Just as “the desert and the parched land will exult; the steppe will rejoice and bloom,” God’s love for us dawns in our lives in radiant beauty.
Not that we will be cured of our physical ailments. But we will find comfort. And we will see wondrous things!
The Letter of Saint James reminds us we must both be patient and prepared for the coming of the Lord.  
John’s Father Zechariah understood the joy of so great a salvation as he penned his powerful Canticle foretelling his son’s and Jesus’s role in our salvation history.  This is the son he thought he’d never have. Zechariah and wife Elizabeth are rewarded for their patience.
This is what he said in his Canticle, a prayer prayed by all Catholic clergy, religious and some laity every day in our morning prayer:

“You, my child, shall be called the prophet of the Most High; for you will go before the Lord to prepare his way, to give people knowledge of salvation by the forgiveness of their sins.

In the tender compassion of our God, the dawn from on high shall break upon us, to shine on those who dwell in darkness and the shadow of death and to guide our feet into the way of peace.”
At first glance, you might think this passage is about great expectations parents have for their child. But if you look closer you will see it’s really about the great expectations people have for God.
The coming birth of Jesus is the dawn of God's reign.
Dawn is coming.  And darkness will be driven away soon by a holy light.
 In November of 2002, Mary’s dad Jack was diagnosed with an incurable brain tumor. He was given just a few months to live.
But those few months miraculously turned into an entire year allowing Jack’s family to show their great love for him and say goodbye.
A year after his diagnosis, we gathered in Spokane on Jack’s final Christmas and celebrated as a complete family one last time together. It was a beautiful, joy-filled gathering.  One we all will remember forever.
As we said our final goodbye and left Spokane a few days after Christmas, Jack went to bed and never woke up again. He died on December 29th, 2003.
We got the news the day after we drove home and immediately piled our two sons back into the car to return home to Spokane.
We arrived to a house filled with great darkness, sadness and pain. 
As we started planning the funeral, the weather forecast suddenly changed. Snow was coming our way. Meteorologists were predicting a major snow storm. We tried not to get our hopes up.
On the morning of New Year’s Eve day, the snow began to fall, and fall, and fall.  By noon, it was a near whiteout blizzard; dumping like we’d never seen before.  Over the course of 18 hours, nearly three feet of snow piled up in Spokane.
We took our boys to a favorite sledding spot behind nearby Whitworth College for the first time. As Mary, sons Sean and Connor, sister Beth and brother Danny cascaded down the steep hill, we all rejoiced in this long awaited great expectation of big snow.
  It’s one of our most cherished family memories.

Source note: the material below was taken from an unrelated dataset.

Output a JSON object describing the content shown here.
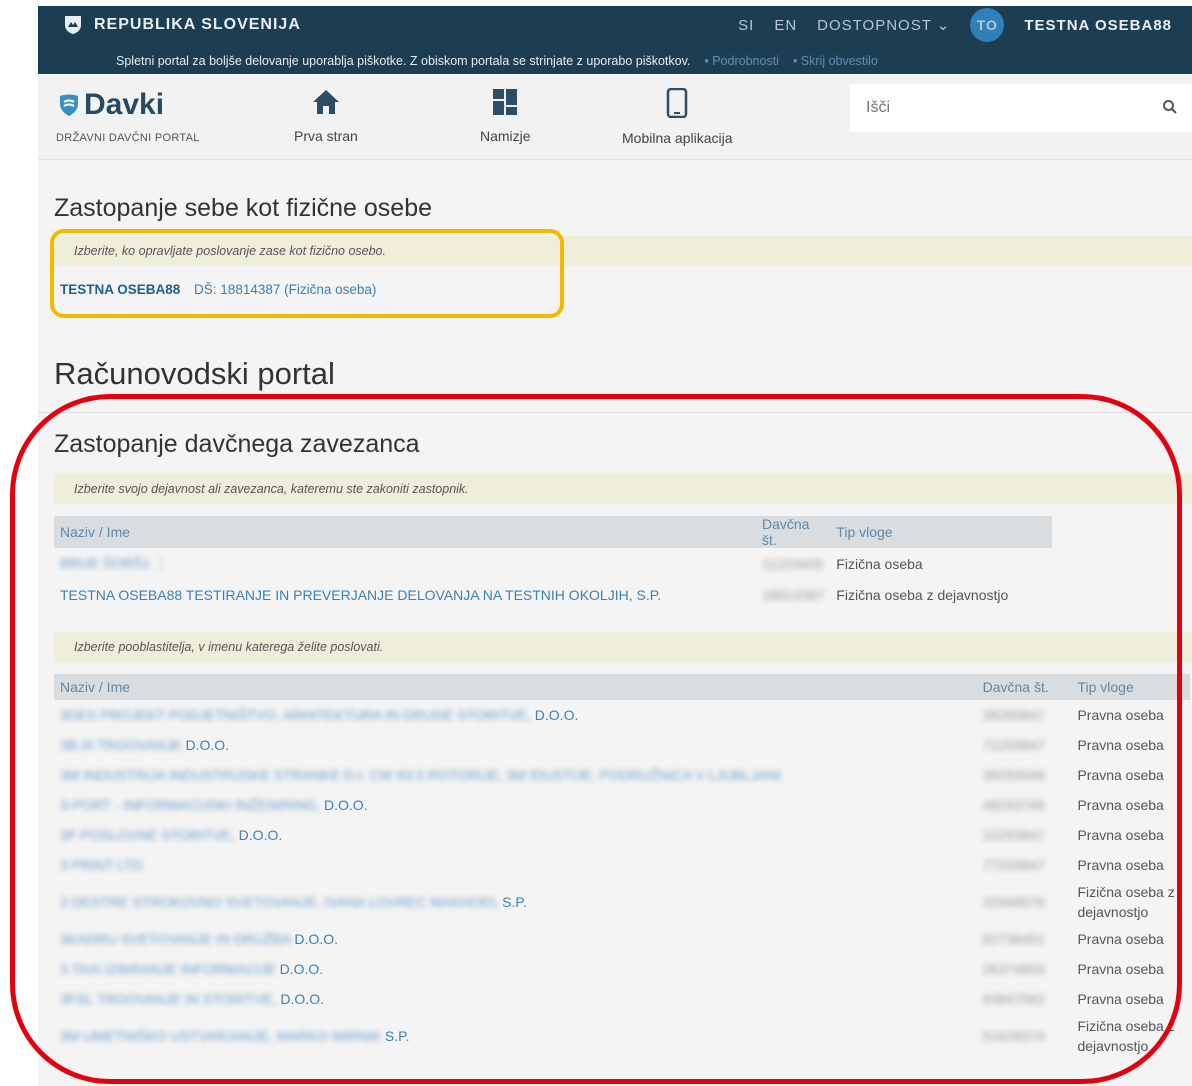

And it was a light that came during a time of great darkness, a time we were comforted by our loving God in a breathtaking way.
The big snow lifted our spirits allowing us the grace to experience faith, hope and love as we commended Jack’s soul to our heavenly father at his funeral a few days later.
 On this Gaudete Sunday, as we rejoice in the expected coming of baby Jesus, may your great expectations be fulfilled.  May you find what you are seeking in the coming of our Lord and savior.  May you experience the loving comfort of God in your time of need.
And may the coming birth of the Messiah be a reminder that love is the greatest expectation of them all. And Jesus is the fulfillment of God’s great love for us.